3 years ago, Eddie handed me a copy of Jonathan Livingston Seagull, and called it “required reading” for my education. Since then, this community has taught me more than any other classroom on earth. Yoga Soup told me at 15 years old, contrary to the rest of the world, that I could breathe. During a time and place in life when every influence told me to keep it together, Yoga Soup invited me to fall apart, and its arms were open to catch all the pieces.

Over my time at Yoga Soup, I’ve learned that I deserve this, a place to call my own, a place to go when my grandfather died, when I wanted a hug, when I got into college, when I made something I was proud of, when I wanted to make someone else smile. But it’s not just me, you deserve it too, we all do. Because you can’t be a person if you can’t breathe. You can’t be a daughter or a teacher or a father or a plumber or a friend or a student or a lover if you can’t breathe. And the miraculous thing about Yoga Soup is that my breathing doesn’t take away from your breathing. There is no crowding out, because there is no limit. The hands, minds, and hearts of this place can hold us all. It shouldn’t exist. It does.

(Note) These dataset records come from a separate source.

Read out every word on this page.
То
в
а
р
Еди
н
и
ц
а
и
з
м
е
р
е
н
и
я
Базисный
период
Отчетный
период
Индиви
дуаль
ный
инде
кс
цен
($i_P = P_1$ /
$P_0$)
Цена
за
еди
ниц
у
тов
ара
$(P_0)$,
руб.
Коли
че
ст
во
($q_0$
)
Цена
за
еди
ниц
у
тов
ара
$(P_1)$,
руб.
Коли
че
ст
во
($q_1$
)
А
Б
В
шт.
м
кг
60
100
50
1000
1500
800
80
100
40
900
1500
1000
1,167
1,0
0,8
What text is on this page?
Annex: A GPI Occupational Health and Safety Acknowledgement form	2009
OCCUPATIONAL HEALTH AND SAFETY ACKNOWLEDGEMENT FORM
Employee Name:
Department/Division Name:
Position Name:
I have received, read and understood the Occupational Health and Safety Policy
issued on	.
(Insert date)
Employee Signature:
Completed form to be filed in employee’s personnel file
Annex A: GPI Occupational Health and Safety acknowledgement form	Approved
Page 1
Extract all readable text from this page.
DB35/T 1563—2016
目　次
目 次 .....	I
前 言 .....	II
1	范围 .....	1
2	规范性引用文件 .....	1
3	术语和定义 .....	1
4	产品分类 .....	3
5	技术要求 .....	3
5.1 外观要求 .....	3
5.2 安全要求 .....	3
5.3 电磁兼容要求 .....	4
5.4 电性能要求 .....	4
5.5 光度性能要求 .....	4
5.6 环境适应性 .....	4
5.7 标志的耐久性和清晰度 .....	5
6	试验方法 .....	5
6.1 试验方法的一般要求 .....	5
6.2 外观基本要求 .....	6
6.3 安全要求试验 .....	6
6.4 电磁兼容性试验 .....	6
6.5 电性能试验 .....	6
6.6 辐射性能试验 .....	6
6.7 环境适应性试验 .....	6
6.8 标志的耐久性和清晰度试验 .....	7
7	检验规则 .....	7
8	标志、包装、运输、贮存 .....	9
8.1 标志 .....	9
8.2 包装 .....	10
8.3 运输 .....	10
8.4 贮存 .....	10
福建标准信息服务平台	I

Whether it’s here at 28 Parker Way, in the space between books on a well-oiled table, in the wafting smell of fresh bread, within the four corners of a rubber mat, or anywhere else in the world, Please Breathe. Find a place that feels like safety, that feels like home, where people smile at you and don’t need you to always smile back, where each message on the wall is written for you, where each teacher speaks the same message of love in an infinite variety of languages.

 

As I take steps away from the only corner of the world I’ve ever known, I am overflowing with gratitude. Thank you, all of you, whether I’ve talked to you once or a hundred times or not at all, for holding me in these past years of rapid transition and growth. You have taught me to step into a radical love for this life that is tragically rare in teenagers (and everyone else) these days. Cultivated here is a sense of safety, care, and the most respectful kind of love- the kind that sees to the very base of my soul. 

I’ll be back, and so excited to see how this community grows in the time that I’m gone. I’m going to miss you all so much. 

 

           Wow. Thank you. I love you.

                      Let go of your face.

                                  It’s a work of art.